During the 47th (21st June – 13th July) and the 48th (13th September – 8th October) sessions of the Human Rights Council, CETIM submitted different declarations, which are presented below.
CETIM and the Union of Agriculture Work Committees Palestine issued a declaration denouncing the repression and systematic human rights violations committed by the Israeli occupation forces and settler groups against the Palestinian peasantry.
In another declaration, CETIM denounced who violate the economic, social, and cultural rights of the Palestinians, in addition to the terms of the United Nations Declaration on the Rights of Peasants and Other People Working in Rural Areas
CETIM and its partners have expressed their concerns on the tendency of the Expert Working Group on Business and Human Rights to reduce the legal responsibility of corporations to the extremely limited component of due diligence .

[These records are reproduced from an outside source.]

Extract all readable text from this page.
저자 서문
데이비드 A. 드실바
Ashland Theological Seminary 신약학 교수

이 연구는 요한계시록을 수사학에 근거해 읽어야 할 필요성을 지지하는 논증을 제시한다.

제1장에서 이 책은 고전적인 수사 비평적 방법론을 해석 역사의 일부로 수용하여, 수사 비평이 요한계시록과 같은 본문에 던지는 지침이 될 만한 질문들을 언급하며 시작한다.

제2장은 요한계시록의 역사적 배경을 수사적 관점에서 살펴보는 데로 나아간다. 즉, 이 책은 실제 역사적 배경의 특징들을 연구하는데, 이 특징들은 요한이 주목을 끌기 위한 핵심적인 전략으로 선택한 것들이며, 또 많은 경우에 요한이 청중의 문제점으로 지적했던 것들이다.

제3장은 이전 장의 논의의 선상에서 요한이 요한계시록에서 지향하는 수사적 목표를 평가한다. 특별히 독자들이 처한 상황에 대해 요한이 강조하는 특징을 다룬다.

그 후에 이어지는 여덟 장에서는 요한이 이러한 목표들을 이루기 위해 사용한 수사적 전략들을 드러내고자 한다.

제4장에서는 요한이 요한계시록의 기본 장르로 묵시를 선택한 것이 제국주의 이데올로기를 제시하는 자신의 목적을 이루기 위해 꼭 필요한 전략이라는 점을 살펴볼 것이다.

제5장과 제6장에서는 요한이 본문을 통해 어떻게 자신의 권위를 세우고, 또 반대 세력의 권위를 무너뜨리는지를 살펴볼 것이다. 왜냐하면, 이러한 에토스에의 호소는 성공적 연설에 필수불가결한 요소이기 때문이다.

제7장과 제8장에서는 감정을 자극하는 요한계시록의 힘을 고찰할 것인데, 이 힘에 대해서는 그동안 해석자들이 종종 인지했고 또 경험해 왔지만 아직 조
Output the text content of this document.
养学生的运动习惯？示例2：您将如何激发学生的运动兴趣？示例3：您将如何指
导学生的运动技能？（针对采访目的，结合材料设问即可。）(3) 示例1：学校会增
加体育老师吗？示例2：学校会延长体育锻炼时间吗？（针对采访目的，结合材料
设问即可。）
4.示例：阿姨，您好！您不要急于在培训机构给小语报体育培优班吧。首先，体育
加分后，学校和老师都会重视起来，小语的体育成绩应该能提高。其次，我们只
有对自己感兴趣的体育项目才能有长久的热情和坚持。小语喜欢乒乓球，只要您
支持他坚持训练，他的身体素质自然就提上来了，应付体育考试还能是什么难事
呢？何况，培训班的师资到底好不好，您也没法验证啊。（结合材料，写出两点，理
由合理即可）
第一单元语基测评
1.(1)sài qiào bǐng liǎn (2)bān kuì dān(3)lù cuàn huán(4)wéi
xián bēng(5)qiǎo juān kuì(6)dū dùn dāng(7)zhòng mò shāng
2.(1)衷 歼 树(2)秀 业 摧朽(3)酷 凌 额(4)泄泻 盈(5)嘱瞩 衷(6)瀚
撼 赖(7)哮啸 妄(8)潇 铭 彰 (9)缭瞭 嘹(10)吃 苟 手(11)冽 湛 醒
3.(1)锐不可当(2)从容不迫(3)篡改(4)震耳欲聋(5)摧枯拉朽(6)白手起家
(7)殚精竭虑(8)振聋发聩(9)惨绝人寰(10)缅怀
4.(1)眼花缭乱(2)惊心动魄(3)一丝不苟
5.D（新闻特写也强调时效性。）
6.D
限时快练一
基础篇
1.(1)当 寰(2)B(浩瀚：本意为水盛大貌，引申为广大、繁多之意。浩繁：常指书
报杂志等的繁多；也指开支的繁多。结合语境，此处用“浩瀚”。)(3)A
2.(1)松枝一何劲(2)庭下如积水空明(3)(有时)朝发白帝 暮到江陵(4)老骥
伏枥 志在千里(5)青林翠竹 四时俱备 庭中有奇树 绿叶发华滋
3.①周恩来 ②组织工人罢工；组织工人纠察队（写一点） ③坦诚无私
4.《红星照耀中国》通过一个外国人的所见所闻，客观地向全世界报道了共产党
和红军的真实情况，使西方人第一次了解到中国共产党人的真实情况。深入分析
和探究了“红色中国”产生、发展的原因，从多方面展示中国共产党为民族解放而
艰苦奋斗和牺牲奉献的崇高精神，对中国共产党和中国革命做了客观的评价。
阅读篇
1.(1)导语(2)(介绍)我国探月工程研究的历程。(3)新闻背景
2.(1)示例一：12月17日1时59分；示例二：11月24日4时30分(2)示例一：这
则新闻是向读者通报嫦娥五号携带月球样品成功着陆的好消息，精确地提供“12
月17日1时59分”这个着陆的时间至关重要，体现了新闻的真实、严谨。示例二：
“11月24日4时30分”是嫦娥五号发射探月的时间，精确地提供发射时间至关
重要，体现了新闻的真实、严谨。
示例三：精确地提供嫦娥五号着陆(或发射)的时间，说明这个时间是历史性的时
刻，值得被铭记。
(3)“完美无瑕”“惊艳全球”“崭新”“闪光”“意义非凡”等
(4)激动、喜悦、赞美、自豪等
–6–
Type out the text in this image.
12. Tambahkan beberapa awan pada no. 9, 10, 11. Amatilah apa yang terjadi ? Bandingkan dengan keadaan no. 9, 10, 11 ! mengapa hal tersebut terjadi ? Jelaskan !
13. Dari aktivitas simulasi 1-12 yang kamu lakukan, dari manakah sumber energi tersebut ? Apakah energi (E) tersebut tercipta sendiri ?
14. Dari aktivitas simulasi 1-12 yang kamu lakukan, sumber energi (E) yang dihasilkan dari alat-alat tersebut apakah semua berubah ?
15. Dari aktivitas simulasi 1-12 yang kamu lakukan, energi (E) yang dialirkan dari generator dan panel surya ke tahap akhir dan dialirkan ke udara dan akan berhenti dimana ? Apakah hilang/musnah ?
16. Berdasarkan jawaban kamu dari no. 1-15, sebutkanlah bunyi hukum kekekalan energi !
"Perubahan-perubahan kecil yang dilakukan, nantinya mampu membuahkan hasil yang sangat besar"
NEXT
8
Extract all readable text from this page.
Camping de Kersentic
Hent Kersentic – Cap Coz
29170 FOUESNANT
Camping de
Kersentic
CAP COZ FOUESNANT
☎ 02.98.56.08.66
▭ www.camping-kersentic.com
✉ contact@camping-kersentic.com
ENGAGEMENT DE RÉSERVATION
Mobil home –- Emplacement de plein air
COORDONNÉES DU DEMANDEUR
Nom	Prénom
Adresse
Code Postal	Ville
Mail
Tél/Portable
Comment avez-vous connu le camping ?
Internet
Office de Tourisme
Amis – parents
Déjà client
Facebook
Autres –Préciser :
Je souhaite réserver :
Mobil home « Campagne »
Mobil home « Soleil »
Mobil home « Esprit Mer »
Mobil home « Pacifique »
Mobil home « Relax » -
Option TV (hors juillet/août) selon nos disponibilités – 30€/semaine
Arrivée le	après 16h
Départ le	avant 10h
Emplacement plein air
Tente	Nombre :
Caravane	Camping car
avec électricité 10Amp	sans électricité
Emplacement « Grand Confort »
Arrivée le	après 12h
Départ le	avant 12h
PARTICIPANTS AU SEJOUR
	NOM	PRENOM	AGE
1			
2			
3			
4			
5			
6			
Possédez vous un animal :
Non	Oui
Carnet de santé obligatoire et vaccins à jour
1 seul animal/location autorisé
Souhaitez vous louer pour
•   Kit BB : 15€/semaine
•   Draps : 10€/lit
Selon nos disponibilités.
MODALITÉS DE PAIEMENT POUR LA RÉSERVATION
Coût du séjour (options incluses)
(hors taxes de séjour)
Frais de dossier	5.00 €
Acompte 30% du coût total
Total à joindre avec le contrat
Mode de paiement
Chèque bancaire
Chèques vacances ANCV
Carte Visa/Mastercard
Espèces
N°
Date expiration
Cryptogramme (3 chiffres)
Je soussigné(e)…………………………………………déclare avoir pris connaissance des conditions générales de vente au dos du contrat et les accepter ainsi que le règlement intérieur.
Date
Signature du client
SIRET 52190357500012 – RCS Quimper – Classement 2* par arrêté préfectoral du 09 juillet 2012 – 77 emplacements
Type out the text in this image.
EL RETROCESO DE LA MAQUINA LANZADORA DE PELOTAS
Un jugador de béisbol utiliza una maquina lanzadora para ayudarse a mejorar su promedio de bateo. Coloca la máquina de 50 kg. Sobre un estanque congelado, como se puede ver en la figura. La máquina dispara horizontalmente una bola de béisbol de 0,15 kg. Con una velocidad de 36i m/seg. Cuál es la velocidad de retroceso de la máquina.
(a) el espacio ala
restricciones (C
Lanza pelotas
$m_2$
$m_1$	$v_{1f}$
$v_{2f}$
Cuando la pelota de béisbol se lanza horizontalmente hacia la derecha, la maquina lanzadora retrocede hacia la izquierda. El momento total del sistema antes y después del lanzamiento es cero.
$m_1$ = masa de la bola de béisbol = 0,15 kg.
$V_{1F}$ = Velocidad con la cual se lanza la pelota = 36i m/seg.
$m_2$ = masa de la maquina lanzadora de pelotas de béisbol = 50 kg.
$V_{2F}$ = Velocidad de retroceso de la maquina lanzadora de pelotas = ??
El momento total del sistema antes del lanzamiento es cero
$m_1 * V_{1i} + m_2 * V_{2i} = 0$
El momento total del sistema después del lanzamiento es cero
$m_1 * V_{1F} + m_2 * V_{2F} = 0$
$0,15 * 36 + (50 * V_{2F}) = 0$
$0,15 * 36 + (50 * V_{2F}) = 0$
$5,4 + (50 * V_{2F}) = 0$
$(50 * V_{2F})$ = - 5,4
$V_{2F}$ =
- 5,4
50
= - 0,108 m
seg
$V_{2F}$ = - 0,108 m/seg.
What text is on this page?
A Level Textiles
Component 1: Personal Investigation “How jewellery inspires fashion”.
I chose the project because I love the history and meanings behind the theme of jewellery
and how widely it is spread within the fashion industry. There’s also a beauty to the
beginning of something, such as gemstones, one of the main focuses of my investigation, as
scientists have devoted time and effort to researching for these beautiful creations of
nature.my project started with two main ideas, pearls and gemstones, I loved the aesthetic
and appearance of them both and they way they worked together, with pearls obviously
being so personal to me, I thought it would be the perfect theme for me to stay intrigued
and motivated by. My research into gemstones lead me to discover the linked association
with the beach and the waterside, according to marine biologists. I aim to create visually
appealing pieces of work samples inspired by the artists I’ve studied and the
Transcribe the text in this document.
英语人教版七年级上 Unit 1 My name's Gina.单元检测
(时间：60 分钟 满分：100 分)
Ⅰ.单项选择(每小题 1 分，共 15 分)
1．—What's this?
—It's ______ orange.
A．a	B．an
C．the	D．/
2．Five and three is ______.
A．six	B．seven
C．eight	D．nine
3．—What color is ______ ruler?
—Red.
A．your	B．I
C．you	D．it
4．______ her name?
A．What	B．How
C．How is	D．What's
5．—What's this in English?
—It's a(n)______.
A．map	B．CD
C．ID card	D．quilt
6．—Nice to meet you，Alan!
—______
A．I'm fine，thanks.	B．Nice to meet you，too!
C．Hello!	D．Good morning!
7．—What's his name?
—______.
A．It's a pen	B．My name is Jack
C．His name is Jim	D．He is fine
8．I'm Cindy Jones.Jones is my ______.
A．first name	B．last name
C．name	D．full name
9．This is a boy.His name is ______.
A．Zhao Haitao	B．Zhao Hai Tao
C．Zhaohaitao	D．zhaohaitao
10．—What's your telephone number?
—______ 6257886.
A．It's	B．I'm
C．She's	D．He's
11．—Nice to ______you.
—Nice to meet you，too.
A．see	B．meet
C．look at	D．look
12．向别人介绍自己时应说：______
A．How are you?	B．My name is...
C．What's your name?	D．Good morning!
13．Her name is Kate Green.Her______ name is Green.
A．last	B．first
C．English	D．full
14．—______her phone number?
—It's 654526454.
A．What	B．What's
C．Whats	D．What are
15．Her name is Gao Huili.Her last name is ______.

During the last session of the Intergovernmental Working Group on the Right to Development, CETIM presented several proposals with the goal of improving the content of the draft convention. These proposals featured and established important concepts, such as human development and protecting the rights of the poor – including peasants, women, and indigenous people amongst others – which allows them to take part in the decision-making process and the selection of the development model which best suits their needs. We believe that the future Convention on the Right to Development should contribute to the establishment of a new international economic order founded on people’s sovereignty and cooperation between states. The implementation of such a system should be integrated in the framework of the entire UN system, the international financial system, and both the multilateral and bilateral system.
During a debate organised by the Human Rights Council on the widening inequalities in relation to the COVID-19 pandemic, CETIM intervened to draw attention to the policies themselves which caused said inequalities and the collapse of public health systems within numerous countries following the pandemic, whilst continuing to highlight the efforts made by social movements to remedy them.
The effects of unilateral sanctions have worsened during the COVID-19 pandemic, as they represent a clear obstacle in the fight against COVID-19. These sanctions contribute to the dismantling of the economic systems of the affected countries and weaken their capacity to secure certain goods and technologies, primarily impacting the civilian population and violating all categories of human rights, most notably economic, social, and cultural rights, in addition to the right to development.